Die Klägerin hat bewiesen, dass die Voraussetzungen der ersten Alternative vorliegen und sie außer Stande ist, ihre bisherige Tätigkeit weiter auszuüben. Dabei legt das Gericht zu Grunde, dass die Voraussetzungen von § 1 Abs. 2 der Allgemeinen Bedingungen bereits vorliegen, wenn eine Teilarbeitsunfähigkeit besteht. Denn anders als bspw. in den gängigen Bedingungen für die Krankentagegeldversicherung wird in den Allgemeinen Bedingungen der Beklagten nicht geregelt, ob es sich bei der bedingungsgemäßen Arbeitsunfähigkeit um eine vollständige oder teilweise handeln muss. Die Bedingungen der Beklagten sind insoweit unklar. Sie lassen sowohl eine Auslegung dahingehend, dass vollständige Arbeitsunfähigkeit gemeint sein soll als auch dahingehend zu, dass bereits eine teilweise Arbeitsunfähigkeit den Leistungsanspruch der versicherten Person auslösen soll. Nach der Unklarheitenregelung des § 305c Abs. 2 BGB kommt deshalb die für die versicherte Person günstigere Auslegungsmöglichkeit zum Tragen, sodass die vollständige Arbeitsunfähigkeitsrente auch dann zu zahlen ist, wenn lediglich eine teilweise Arbeitsunfähigkeit vorliegt (LG Berlin VersR 2002, 1235).

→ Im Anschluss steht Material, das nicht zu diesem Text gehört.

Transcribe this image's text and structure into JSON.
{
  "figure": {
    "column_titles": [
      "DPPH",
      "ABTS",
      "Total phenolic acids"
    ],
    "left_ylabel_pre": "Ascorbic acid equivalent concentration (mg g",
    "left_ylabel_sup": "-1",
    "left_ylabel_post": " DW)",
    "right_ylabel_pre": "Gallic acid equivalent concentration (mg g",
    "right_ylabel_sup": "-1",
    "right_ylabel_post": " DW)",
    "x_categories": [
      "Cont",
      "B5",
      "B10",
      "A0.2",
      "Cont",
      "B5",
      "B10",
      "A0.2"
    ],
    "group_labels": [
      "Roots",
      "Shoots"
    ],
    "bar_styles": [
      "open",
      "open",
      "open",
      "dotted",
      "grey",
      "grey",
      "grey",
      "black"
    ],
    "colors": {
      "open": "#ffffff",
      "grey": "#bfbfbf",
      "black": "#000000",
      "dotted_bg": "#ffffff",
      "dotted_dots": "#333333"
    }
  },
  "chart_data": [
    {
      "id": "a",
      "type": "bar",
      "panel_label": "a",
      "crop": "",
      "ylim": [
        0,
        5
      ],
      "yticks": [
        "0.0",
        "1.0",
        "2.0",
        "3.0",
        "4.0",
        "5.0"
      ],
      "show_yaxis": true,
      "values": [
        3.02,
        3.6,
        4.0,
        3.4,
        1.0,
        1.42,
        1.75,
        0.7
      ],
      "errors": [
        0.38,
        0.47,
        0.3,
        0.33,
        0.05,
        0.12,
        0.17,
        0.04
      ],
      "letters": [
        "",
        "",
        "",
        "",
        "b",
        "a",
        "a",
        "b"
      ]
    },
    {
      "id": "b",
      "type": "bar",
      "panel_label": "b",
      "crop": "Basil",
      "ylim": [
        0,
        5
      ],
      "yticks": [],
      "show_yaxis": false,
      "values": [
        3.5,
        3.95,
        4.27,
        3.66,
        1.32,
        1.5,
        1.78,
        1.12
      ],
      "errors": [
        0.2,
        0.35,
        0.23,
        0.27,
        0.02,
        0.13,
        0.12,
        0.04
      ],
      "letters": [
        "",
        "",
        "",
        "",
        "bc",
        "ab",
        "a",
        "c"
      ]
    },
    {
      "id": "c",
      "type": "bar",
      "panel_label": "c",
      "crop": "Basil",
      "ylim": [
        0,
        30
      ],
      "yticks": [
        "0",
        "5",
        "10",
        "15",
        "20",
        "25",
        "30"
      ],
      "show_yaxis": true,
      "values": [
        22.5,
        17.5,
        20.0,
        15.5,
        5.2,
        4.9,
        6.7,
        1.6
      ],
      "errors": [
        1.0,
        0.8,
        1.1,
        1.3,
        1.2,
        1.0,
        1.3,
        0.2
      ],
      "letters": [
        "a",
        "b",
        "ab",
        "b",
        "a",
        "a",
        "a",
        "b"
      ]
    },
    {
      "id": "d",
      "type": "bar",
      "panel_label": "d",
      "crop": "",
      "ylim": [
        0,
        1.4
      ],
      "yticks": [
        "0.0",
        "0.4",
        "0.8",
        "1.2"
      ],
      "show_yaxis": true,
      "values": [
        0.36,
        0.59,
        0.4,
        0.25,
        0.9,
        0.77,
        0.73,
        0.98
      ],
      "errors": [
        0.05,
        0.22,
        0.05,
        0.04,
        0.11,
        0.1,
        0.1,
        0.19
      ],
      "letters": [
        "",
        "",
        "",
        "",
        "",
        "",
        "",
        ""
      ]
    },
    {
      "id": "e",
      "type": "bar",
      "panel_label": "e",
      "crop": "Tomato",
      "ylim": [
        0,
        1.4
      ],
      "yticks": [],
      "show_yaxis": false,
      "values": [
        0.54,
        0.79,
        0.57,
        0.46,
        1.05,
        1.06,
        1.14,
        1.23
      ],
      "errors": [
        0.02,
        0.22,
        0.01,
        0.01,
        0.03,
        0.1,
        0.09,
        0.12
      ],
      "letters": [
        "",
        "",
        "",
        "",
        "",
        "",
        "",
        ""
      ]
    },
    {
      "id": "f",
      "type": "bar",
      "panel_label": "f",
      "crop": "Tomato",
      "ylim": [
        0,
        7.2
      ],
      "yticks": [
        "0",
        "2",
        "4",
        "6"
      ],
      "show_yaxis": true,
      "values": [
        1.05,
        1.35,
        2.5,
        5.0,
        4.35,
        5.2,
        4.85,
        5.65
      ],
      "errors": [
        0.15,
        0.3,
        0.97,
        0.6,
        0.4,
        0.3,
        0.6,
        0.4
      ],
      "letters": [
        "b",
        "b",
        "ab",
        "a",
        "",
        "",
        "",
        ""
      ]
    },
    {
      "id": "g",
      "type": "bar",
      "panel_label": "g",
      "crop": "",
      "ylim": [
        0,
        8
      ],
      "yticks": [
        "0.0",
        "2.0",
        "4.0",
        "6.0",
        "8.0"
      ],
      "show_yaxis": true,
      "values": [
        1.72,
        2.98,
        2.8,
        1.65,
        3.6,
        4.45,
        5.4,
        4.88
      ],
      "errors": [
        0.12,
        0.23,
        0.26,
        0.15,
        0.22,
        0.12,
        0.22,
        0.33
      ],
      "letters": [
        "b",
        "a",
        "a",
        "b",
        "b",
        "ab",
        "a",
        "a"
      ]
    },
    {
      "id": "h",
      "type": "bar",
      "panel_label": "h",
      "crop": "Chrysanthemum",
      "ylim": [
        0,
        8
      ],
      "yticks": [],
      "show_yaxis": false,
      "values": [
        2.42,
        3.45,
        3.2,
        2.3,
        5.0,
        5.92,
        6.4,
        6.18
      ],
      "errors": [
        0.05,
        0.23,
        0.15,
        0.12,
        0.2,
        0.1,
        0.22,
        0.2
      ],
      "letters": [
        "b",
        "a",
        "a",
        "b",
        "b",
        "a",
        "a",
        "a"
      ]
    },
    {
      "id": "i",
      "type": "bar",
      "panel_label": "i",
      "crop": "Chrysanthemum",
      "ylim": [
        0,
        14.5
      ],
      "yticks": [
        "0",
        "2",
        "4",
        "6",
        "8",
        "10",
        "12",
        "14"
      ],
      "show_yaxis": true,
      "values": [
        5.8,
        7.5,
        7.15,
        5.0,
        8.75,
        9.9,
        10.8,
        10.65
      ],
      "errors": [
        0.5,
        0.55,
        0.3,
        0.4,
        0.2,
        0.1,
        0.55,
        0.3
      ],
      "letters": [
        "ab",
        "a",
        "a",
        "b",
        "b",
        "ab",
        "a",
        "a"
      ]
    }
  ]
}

Die von der Klägerin behauptete und von der Beklagten auch zunächst anerkannte Arbeitsunfähigkeit endete nicht mit dem Monat Mai 2006. Dies folgt aus dem vom Gericht eingeholten Gutachten des Sachverständigen T. Dieser hat in seinem schriftlichen Gutachten ausgeführt, dass die Erkrankung der Klägerin an Multipler Sklerose zwar zu keinen kognitiven Störungen bei der Klägerin geführt hat, dass aber ein leichtgradiges Defizit mit einer diskreten Hemlataxie rechts besteht, also ein auf eine Körperhälfte beschränktes mangelhaftes Zusammenwirken der Muskeln, dass sich nach den Erläuterungen des Sachverständigen im Termin vom 14.1.2010 in einer Gangstörung nach einer Gehstrecke von 200 m bemerkbar macht. Ferner liegt bei der Klägerin eine vorzeitige Ermüdbarkeit vor. Diese Einschränkungen haben den Sachverständigen letztlich zu der Erkenntnis kommen lassen, dass die Klägerin bei den sehr anstrengenden Bereichen ihrer Tätigkeit als Altenpflegerin eingeschränkt ist, wohingegen sie die nicht so körperlich belastenden Bereiche ihrer Tätigkeit noch uneingeschränkt ausüben kann. Damit liegen die Voraussetzungen der Arbeitsunfähigkeit im Sinne einer Teilarbeitsunfähigkeit bis einschließlich Januar 2010 vor.”